Надя не стала вызывать лифт. Она с невероятной скоростью, перепрыгивая через ступеньки, преодолела лестницу и, выбежав из подъезда, помчалась в сторону дороги. Там у обочины всегда стояли машины, готовые отвезти тебя в любой конец города. Она быстро договорилась о цене и ехала с одной мыслью: «Только без глупостей, только дождись меня…» Надя отгоняла от себя дурные мысли. Она не могла поверить в то, что Юлия способна на последний шаг в своем безудержном отчаянии.
«И как же нехорошо получилось, — Надя закусила губу. — Наташка даже словом не обмолвилась о своих грандиозных планах.
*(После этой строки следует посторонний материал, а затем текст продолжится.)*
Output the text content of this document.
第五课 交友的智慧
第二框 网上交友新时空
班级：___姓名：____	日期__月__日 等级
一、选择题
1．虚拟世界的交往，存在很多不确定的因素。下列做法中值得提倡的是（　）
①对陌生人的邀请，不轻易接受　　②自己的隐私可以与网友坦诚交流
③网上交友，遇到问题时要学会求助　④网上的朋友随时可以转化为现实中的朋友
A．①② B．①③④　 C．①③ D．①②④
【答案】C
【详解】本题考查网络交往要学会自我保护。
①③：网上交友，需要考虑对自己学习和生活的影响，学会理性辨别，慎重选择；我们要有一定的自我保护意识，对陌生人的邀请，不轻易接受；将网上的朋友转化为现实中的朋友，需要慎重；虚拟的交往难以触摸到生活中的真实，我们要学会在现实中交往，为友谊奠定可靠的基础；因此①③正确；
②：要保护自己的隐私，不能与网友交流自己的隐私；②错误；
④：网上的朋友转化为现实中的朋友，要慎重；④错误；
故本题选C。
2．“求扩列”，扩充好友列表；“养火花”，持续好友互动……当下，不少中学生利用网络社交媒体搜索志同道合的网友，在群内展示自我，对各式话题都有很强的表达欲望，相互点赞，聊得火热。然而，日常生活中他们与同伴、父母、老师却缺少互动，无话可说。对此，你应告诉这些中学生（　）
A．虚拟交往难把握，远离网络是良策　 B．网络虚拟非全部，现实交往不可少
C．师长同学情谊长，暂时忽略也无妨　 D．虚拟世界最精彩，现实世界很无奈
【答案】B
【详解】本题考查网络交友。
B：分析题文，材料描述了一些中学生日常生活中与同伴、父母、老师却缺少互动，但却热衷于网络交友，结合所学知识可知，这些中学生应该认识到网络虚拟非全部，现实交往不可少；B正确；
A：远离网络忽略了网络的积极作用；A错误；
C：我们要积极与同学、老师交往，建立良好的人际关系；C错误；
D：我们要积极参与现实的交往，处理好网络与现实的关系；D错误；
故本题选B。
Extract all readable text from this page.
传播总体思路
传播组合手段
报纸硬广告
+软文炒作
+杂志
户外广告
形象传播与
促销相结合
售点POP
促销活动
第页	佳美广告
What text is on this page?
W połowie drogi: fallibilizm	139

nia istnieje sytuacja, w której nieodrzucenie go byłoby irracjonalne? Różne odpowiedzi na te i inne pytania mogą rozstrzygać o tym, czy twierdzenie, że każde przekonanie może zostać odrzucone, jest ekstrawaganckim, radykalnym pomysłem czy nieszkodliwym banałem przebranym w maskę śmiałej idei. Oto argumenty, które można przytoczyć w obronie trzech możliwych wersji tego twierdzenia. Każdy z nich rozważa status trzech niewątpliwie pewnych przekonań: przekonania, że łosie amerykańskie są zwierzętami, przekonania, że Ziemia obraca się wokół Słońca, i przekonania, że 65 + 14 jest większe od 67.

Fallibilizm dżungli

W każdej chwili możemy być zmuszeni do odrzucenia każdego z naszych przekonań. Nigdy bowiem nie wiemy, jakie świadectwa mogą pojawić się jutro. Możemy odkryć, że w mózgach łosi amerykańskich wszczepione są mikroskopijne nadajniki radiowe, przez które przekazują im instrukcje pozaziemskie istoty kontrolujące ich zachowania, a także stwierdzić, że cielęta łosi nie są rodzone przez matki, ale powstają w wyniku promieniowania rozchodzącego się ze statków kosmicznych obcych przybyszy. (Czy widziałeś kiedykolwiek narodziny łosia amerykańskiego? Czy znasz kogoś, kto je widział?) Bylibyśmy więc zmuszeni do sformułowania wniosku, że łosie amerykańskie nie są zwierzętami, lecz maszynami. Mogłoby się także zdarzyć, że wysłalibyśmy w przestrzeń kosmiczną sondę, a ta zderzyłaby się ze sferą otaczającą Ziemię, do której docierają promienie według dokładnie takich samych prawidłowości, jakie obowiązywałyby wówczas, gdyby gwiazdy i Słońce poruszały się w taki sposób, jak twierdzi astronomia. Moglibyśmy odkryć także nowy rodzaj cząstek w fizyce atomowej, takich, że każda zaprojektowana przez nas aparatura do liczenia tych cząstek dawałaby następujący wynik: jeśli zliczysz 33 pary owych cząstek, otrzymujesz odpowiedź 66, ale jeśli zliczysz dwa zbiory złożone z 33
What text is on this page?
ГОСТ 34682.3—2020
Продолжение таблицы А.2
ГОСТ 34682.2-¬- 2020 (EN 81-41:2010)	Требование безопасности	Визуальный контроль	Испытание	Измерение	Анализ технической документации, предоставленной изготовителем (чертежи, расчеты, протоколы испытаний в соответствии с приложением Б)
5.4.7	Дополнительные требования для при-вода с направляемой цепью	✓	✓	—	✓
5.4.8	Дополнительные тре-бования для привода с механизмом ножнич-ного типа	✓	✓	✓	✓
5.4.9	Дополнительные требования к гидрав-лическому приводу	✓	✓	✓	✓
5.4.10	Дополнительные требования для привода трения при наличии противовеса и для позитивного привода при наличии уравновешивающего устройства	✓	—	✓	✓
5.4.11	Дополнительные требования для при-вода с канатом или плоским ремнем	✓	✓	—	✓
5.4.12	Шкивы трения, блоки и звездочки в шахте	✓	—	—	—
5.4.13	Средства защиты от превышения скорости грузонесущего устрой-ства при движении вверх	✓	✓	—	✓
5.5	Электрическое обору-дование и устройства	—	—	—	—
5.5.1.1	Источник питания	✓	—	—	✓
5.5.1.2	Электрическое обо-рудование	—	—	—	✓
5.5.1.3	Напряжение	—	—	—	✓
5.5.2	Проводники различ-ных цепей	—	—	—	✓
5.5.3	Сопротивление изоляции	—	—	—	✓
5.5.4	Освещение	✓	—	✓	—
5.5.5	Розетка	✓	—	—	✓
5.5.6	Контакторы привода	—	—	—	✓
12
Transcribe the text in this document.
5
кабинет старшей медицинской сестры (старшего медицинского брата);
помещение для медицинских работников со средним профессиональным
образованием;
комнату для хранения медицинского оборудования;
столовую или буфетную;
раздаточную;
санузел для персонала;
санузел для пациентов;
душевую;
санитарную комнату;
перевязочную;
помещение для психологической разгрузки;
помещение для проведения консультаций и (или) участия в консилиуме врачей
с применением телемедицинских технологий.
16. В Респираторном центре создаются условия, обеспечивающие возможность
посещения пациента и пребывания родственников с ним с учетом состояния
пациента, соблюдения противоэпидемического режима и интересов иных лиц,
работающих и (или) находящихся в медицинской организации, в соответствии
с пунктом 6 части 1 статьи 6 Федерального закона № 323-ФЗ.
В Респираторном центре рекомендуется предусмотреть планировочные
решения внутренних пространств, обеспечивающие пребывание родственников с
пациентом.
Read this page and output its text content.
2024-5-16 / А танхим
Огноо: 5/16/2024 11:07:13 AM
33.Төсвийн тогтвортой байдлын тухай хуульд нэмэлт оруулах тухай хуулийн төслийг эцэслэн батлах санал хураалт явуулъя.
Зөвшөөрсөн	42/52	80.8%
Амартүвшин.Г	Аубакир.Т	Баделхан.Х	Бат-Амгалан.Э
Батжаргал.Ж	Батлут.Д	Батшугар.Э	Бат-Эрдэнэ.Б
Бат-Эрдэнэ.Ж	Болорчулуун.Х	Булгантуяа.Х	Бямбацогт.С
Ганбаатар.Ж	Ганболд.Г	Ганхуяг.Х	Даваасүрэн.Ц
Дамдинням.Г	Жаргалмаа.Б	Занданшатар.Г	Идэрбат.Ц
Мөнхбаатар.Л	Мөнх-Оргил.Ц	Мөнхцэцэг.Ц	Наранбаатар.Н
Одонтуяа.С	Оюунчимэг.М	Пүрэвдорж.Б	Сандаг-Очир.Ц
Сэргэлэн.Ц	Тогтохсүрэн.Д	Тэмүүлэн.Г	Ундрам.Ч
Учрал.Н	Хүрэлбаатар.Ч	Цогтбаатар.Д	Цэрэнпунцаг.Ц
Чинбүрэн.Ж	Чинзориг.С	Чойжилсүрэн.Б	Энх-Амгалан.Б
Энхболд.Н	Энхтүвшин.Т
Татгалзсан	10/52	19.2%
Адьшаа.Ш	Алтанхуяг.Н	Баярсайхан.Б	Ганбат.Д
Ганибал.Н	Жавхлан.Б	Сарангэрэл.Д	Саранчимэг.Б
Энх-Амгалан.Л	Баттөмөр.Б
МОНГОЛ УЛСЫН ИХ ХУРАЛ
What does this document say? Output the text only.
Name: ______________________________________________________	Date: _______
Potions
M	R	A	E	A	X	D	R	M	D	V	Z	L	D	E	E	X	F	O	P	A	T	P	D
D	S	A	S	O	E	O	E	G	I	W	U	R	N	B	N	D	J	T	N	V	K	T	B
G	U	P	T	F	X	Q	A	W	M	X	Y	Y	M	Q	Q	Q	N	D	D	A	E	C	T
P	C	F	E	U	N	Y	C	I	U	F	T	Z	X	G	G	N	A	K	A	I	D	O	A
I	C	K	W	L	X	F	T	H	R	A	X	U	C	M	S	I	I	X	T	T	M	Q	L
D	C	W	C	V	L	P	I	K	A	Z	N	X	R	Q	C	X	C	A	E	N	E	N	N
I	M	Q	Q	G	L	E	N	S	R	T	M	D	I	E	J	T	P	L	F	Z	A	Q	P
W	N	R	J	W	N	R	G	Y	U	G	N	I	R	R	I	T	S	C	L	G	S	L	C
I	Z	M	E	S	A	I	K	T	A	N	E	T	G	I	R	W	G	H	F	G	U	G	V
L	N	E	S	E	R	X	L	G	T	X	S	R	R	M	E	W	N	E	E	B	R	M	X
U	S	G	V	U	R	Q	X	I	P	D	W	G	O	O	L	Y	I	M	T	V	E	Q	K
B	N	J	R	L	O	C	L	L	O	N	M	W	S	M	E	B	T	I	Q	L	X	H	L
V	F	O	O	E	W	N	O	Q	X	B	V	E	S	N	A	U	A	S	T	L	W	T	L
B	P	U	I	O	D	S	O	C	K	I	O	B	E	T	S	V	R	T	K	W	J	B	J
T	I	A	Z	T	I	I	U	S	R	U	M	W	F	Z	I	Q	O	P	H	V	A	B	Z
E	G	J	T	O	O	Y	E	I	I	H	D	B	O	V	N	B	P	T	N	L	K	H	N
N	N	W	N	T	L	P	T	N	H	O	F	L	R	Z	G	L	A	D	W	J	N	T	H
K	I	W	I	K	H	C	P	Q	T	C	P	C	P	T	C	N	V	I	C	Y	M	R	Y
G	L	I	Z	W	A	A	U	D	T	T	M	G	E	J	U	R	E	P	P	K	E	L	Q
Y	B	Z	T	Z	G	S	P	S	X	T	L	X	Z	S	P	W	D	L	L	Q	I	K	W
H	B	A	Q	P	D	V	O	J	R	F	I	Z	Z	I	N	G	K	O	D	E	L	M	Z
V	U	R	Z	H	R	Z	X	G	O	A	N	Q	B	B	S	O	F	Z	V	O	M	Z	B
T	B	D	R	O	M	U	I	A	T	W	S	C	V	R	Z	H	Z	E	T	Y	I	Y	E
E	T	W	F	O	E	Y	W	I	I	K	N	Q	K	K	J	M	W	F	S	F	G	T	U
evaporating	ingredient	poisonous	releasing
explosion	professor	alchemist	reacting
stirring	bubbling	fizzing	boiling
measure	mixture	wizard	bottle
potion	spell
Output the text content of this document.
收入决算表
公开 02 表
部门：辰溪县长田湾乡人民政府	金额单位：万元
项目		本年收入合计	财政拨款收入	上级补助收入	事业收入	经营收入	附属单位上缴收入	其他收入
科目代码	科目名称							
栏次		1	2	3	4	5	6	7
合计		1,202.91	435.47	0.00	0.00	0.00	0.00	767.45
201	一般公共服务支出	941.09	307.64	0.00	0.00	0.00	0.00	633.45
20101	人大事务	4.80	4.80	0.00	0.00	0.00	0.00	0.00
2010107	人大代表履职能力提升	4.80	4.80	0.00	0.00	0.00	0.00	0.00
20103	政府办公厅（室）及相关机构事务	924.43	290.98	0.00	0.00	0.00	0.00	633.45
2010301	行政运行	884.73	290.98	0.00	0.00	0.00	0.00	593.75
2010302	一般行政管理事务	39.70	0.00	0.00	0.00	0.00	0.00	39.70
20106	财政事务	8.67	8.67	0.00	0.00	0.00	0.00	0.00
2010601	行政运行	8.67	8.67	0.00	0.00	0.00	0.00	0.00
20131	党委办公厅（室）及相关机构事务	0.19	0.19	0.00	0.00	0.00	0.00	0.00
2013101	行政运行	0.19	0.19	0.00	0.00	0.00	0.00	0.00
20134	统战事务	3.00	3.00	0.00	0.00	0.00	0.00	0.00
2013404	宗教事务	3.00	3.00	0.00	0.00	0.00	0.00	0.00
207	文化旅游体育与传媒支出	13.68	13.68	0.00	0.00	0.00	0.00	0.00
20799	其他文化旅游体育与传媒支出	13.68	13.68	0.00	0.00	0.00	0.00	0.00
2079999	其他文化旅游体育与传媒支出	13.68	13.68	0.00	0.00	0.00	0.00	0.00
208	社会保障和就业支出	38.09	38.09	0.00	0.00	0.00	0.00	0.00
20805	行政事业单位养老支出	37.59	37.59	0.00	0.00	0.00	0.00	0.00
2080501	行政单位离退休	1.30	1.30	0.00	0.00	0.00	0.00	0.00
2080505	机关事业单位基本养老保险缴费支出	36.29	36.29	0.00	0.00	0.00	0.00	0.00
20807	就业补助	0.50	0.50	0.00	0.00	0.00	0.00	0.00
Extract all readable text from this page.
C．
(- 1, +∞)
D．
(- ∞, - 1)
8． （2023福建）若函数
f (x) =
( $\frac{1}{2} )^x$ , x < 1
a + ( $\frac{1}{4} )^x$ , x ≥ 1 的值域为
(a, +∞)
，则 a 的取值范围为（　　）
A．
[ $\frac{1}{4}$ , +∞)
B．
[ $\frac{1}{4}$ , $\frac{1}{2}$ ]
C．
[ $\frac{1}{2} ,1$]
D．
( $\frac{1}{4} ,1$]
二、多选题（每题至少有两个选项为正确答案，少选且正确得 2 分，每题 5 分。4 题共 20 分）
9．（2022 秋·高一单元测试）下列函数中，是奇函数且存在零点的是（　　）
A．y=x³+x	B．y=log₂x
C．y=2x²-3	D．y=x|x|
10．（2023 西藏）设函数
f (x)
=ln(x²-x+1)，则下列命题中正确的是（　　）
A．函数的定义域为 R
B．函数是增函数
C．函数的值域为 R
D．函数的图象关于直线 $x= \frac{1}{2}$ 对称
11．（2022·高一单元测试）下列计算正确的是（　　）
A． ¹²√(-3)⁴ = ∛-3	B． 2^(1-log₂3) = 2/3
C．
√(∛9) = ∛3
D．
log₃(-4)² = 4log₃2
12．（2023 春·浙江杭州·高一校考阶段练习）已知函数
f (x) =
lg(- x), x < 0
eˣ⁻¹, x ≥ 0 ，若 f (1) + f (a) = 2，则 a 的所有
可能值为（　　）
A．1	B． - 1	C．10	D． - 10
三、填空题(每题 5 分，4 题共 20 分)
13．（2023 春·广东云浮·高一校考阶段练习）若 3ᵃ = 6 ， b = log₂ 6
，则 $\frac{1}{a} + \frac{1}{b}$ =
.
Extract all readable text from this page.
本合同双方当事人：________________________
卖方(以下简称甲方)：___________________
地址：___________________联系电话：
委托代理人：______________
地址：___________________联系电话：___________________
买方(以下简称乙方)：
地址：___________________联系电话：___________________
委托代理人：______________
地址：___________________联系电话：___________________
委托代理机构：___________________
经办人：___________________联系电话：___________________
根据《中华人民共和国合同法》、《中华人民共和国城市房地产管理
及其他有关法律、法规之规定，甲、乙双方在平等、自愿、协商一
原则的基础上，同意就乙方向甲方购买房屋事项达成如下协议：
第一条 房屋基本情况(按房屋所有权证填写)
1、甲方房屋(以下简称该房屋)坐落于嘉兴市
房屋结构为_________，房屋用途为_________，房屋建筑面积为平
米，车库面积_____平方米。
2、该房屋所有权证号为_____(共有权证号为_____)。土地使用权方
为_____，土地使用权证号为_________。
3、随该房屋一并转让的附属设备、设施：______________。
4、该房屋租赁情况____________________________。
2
Вот мерзавка!» Андреева в душе осуждала ее, но говорить об этом Юлии было бессмысленно. Разве это по-человечески: сделать матери подарок, чтобы она отдохнула, посвежела, отвлеклась от всего, что может тяготить ее, а сразу после возвращения обрушить на нее факт скорого отъезда. Это попахивает садизмом. Хороши детки, детки-конфетки. И неужели душа у них не заболит, оставить мать одну, зная, какой нелегкий период она преодолела совсем недавно.
— Черт знает что! — Андреева заметила, что водитель удивленно посмотрел на нее. — Что? Что такое?
— Вы с кем разговаривали?
— Я? Вслух получилось, да?
— Точно так.
— Извините. Мысли вслух. Слишком много проблем и мало времени, чтобы их разрешить.